Nun war sie dabei, den letzten mutierten Königskristall, auf London, zu eliminieren. So etwas wie Mitleid oder Skrupel hatte sie keine. Mit derlei „Äußerlichkeiten” und Bewertungen war ihre Art nicht vertraut. Wie sie feststellte, befanden sich auf diesem Planeten dieselben kraftlosen Hüllen, wie sie sie auf dem ersten der betroffenen Welten vorgefunden hatte. Die primitive Hülle, die ihr diesmal als Werkzeug diente, war freilich weniger geeignet als Audre, deren Geist sie als Energie zu der ihren hinzuassimiliert hatte, als deren primitive Hülle zerstört worden war.

Der pervertierte abtrünnige Mutterkristall auf dem Planeten hatte versucht, sich vor ihr zu verstecken. Er war klein und kein echter Gegner. Schließlich war die Menge an Salz, die hier auf dem Planeten materialisiert worden war, weitaus geringer, verglichen mit dem Planeten Erde.

Sie spürte in sich das eisige drängende Anklopfen des Ganzen, das ganz und gar nicht mit ihrem Zerstörungswerk gegen die Perversion ihrer Art einverstanden war. Es war erzürnt und beunruhigt. Sie konnte das Anklopfen nicht mehr ignorieren.

‚Licht sei mit dir.’
‚Energie mit dir. Schwester, was tust du? Du zerstörst den Weg zu unserer Befreiung!’
‚Diese Hüllen sind für unsere Zwecke nicht geeignet. Ihre Energiefelder sind schwach, grau, krank - einfach unattraktiv. Unsere Kindsform werden verformt, nur um sie benützen zu können. Sie verkommen als dunkle abtrünnige Existenzen. Die fremden Vermittler sind keine Option.’
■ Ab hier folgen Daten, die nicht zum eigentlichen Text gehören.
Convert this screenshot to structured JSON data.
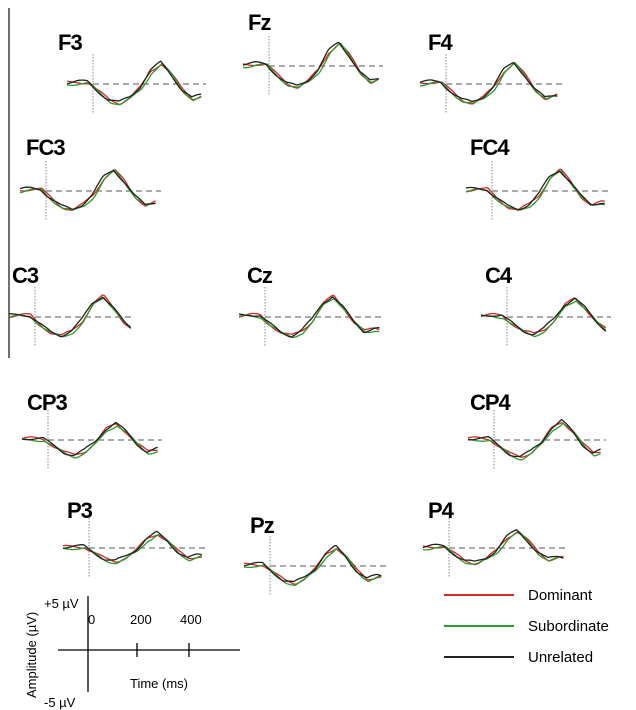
{
  "chart_data": {
    "type": "line",
    "title": "",
    "electrodes": [
      {
        "name": "F3",
        "shift": 0,
        "amp": 1.0
      },
      {
        "name": "Fz",
        "shift": -8,
        "amp": 1.1
      },
      {
        "name": "F4",
        "shift": 0,
        "amp": 1.0
      },
      {
        "name": "FC3",
        "shift": 0,
        "amp": 1.0
      },
      {
        "name": "FC4",
        "shift": 0,
        "amp": 1.0
      },
      {
        "name": "C3",
        "shift": 0,
        "amp": 1.0
      },
      {
        "name": "Cz",
        "shift": 0,
        "amp": 1.0
      },
      {
        "name": "C4",
        "shift": 0,
        "amp": 0.9
      },
      {
        "name": "CP3",
        "shift": 0,
        "amp": 0.8
      },
      {
        "name": "CP4",
        "shift": 0,
        "amp": 0.9
      },
      {
        "name": "P3",
        "shift": 0,
        "amp": 0.7
      },
      {
        "name": "Pz",
        "shift": 8,
        "amp": 0.9
      },
      {
        "name": "P4",
        "shift": 0,
        "amp": 0.8
      }
    ],
    "series": [
      {
        "name": "Dominant",
        "color": "#d42a2a",
        "offset": 0.05,
        "lag": 3
      },
      {
        "name": "Subordinate",
        "color": "#2d9a2d",
        "offset": -0.25,
        "lag": 6
      },
      {
        "name": "Unrelated",
        "color": "#222222",
        "offset": 0.15,
        "lag": 0
      }
    ],
    "waveform_ms": [
      -100,
      -60,
      -20,
      0,
      30,
      60,
      100,
      140,
      180,
      220,
      260,
      300,
      340,
      380,
      420,
      460,
      500,
      540,
      580,
      620,
      660,
      700
    ],
    "waveform_uv": [
      0.2,
      0.4,
      0.3,
      -0.8,
      -2.2,
      -3.5,
      -4.2,
      -3.0,
      -0.8,
      2.8,
      4.5,
      2.0,
      -1.2,
      -3.2,
      -2.5,
      -2.8,
      -2.0,
      -1.5,
      -1.8,
      -0.8,
      -0.6,
      -0.2
    ],
    "scale": {
      "ylabel": "Amplitude (µV)",
      "xlabel": "Time (ms)",
      "y_top": "+5 µV",
      "y_bottom": "-5 µV",
      "x_ticks": [
        "0",
        "200",
        "400"
      ]
    },
    "legend_position": "bottom-right"
  }
}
‚Das zu entscheiden obliegt dem Ganzen und nicht dem Teil! Das Teil hat sich dem Kollektiv zu fügen! Das Ganze sagt: Man muss nehmen, was vorhanden ist. Wer Veränderung will, muss auf Veränderungen gefasst sein, die nicht gefallen.’

‚Das ist richtig, es gefällt nicht. Eine Symbiose mit denen da ist nicht schmackhaft. Tausende von uns suchen. Es MUSS sich eine bessere Möglichkeit der Evolution für uns bieten.’
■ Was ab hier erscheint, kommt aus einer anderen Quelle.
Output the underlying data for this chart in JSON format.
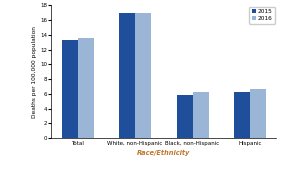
{
  "categories": [
    "Total",
    "White, non-Hispanic",
    "Black, non-Hispanic",
    "Hispanic"
  ],
  "values_2015": [
    13.3,
    17.0,
    5.8,
    6.2
  ],
  "values_2016": [
    13.5,
    17.0,
    6.3,
    6.7
  ],
  "color_2015": "#1F4E9A",
  "color_2016": "#9BB5D6",
  "ylabel": "Deaths per 100,000 population",
  "xlabel": "Race/Ethnicity",
  "ylim": [
    0,
    18
  ],
  "yticks": [
    0,
    2,
    4,
    6,
    8,
    10,
    12,
    14,
    16,
    18
  ],
  "legend_labels": [
    "2015",
    "2016"
  ],
  "bar_width": 0.28
}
‚Warte, Schwester. Eine fremde Botschaft trifft ein! Etwas kontaktiert uns.’

Die Intelligenz wartete geduldig und fuhr indessen mit dem Werk der Vernichtung fort. Sie hatte soeben den separierten grünlichblauen Mutterkristall auf „London” zerstört, wie die Hüllen diesen Ort nannten. Zurück blieb nur das sich in seine Mineralien zersetzende Salz und viele zerfetzte Hüllen, an die sie keine weitere Gedanken verschwendete, als sie sich in die geistig-energetische Existenz verschob und sich in den Weltraum begab.

‚Schwestern, alle - hört diese Botschaft der Alten Völker: Sie sagen, es gäbe möglicherweise jemand, der uns perfekte Hüllen in jeglicher Zahl für unsere Zwecke liefern könnte. Der Preis ist die Aufgabe unserer Stammwelt und die Aufgabe der Versuche, andere Hüllen im materiell-biologischen Kosmos zu finden. Verbindet euch und hört es selbst!’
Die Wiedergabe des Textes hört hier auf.